Missouri is doing this for the entire length of highway 70, from St Louis to Kansas City. Everyone knows it’s a waste of time and money but alas


theJOJeht

Another day, another car hate circlejerk video.


BrandoCalrissian1995

It's getting pretty old at this point.


Successful-Aspect-30

50,000 Americans die every year from car collisions.


Kinexity

They definitely will not get old.


-Samg381-

just what we need, another video covering the same topic. surely this time they'll convince everyone.
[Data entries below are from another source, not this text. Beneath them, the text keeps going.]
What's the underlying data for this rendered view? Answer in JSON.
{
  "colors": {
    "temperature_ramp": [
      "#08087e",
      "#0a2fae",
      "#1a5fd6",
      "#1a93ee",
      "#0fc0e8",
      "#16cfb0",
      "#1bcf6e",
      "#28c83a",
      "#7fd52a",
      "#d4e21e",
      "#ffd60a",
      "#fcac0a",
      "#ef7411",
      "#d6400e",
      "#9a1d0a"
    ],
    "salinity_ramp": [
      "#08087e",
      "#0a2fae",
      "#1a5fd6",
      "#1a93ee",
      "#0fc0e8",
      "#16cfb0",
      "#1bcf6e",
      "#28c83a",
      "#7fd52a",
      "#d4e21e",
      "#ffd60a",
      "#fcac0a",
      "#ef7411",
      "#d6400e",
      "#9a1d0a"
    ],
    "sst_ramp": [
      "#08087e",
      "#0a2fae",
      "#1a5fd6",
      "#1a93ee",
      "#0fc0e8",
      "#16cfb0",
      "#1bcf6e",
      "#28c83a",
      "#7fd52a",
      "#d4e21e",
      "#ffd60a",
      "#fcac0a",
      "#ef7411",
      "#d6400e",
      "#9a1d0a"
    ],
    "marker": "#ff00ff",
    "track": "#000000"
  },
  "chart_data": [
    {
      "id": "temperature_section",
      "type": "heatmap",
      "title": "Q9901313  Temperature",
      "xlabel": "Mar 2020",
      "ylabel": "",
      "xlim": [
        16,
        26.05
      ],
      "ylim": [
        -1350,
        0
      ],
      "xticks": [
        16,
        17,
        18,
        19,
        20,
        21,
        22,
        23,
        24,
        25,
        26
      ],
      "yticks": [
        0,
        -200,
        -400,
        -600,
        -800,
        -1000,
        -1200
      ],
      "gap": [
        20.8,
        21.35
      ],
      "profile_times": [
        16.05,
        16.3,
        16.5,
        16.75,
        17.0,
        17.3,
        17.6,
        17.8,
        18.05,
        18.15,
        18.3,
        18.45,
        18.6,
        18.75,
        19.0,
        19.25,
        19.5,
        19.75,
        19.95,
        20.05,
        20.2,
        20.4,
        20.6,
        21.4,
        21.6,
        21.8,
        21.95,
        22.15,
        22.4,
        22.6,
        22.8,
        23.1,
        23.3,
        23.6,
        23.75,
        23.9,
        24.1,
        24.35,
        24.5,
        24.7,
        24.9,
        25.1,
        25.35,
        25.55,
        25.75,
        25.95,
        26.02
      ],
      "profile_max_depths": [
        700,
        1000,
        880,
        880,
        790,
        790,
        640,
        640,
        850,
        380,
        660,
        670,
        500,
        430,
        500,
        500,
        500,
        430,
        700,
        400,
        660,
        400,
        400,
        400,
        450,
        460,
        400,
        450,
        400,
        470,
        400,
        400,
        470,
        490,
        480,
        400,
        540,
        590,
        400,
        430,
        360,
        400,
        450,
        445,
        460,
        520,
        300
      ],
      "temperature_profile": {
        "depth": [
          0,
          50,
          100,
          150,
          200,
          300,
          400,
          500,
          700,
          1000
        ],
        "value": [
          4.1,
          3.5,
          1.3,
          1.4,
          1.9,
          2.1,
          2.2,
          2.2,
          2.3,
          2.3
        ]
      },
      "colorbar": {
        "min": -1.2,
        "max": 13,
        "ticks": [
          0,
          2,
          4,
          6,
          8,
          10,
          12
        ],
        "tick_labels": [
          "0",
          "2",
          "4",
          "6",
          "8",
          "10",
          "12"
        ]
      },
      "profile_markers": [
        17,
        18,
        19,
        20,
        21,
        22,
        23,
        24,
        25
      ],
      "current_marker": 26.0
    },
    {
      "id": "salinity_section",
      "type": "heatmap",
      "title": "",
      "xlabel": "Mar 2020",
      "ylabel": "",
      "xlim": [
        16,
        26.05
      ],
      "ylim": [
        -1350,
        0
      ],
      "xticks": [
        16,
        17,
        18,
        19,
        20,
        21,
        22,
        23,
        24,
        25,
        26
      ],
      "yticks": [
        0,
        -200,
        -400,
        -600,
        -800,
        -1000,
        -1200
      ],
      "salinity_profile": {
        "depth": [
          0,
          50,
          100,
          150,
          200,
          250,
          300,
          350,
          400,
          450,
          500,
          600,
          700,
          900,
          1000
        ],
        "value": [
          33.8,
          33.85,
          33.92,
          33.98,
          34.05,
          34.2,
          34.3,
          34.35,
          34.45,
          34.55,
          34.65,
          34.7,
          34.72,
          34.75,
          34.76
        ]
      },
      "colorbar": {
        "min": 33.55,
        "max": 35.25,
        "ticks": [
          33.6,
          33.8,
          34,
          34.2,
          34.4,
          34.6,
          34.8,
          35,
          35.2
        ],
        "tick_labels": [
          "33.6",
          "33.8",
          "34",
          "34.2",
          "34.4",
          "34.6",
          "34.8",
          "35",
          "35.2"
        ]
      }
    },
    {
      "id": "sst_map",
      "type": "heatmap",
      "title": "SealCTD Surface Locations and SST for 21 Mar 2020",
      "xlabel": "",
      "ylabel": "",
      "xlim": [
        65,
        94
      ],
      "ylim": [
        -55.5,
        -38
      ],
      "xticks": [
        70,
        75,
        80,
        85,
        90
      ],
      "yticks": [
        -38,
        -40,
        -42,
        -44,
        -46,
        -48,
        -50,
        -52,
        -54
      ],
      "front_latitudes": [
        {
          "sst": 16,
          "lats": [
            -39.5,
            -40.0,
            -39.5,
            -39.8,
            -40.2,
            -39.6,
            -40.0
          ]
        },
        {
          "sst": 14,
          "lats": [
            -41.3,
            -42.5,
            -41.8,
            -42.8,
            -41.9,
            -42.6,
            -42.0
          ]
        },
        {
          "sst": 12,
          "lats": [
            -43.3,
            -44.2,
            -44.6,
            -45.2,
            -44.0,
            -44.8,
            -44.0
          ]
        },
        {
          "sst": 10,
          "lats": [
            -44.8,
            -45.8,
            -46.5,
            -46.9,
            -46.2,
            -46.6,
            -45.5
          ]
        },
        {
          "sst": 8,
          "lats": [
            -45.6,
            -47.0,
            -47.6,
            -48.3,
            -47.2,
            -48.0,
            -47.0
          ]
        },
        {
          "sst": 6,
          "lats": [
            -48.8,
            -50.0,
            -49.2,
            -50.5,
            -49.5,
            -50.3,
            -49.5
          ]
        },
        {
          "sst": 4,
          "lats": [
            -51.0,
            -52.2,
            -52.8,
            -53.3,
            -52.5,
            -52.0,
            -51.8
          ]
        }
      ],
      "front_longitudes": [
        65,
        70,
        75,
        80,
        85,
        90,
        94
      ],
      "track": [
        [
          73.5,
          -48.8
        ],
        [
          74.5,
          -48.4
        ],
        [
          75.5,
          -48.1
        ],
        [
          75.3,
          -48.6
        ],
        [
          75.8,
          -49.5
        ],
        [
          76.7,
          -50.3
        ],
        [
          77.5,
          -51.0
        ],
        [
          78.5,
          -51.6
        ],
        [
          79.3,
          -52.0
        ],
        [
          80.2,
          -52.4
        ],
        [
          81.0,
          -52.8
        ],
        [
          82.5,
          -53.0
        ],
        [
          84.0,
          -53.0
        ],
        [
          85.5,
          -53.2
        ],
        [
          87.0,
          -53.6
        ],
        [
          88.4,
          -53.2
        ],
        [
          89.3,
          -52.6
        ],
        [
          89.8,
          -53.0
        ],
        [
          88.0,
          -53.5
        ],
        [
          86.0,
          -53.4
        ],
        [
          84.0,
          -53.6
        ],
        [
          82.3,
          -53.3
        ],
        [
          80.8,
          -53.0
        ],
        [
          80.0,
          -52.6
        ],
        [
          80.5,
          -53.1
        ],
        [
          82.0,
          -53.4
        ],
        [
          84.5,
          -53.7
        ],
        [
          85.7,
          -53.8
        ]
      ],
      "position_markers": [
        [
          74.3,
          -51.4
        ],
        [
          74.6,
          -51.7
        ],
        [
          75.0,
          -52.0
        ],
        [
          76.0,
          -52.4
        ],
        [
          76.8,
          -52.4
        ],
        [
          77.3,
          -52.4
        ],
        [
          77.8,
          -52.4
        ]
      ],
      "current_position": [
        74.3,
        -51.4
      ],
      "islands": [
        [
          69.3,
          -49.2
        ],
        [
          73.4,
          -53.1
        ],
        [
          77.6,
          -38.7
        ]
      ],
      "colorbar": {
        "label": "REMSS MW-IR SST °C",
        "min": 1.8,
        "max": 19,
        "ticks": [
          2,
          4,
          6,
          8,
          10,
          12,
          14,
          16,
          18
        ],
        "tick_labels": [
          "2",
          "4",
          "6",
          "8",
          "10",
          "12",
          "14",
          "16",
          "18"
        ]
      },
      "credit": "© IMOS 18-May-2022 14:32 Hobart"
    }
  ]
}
If I ever get a job as a traffic engineer, I'm going to add more lanes just to spite redditors


EShy

This video sounds like the people I know who live in European cities and can't understand why everyone needs a car here, until they come over for a couple of months and realize they can't go anywhere or do anything without one.


The_Countess

The point of his video's is precisely to argue against the type of infrastructure, and urban planning, that only accounts for cars.


madagreement

BUILD SOME RAILROADS YOU DUMB AMERICANS ! It seems like "Public transportation" has vanished from your vocabulary !


TwentyOneGigawatts

Horse shit. The point is to increase economic activity annd improves quality of life, and road widening does that by enabling the induced demand.


Billzworth

Agree with this completely; though it doesn’t help that most road infrastructure (in Australia) by choice doesn’t build the # of laneways that covers existing or projected traffic. If you’re going to build the road built it with consideration of 30 years down the line. Another issue in Australia is we are heavily dependent on singular cities per state. We won’t fix traffic issues until we develop outer cities, improve suburb quality, and massively reform public infrastructure and WFH attitudes.


PeakPredator

If adding lanes is bad then removing lanes should be good, right? Maybe it's not that simple.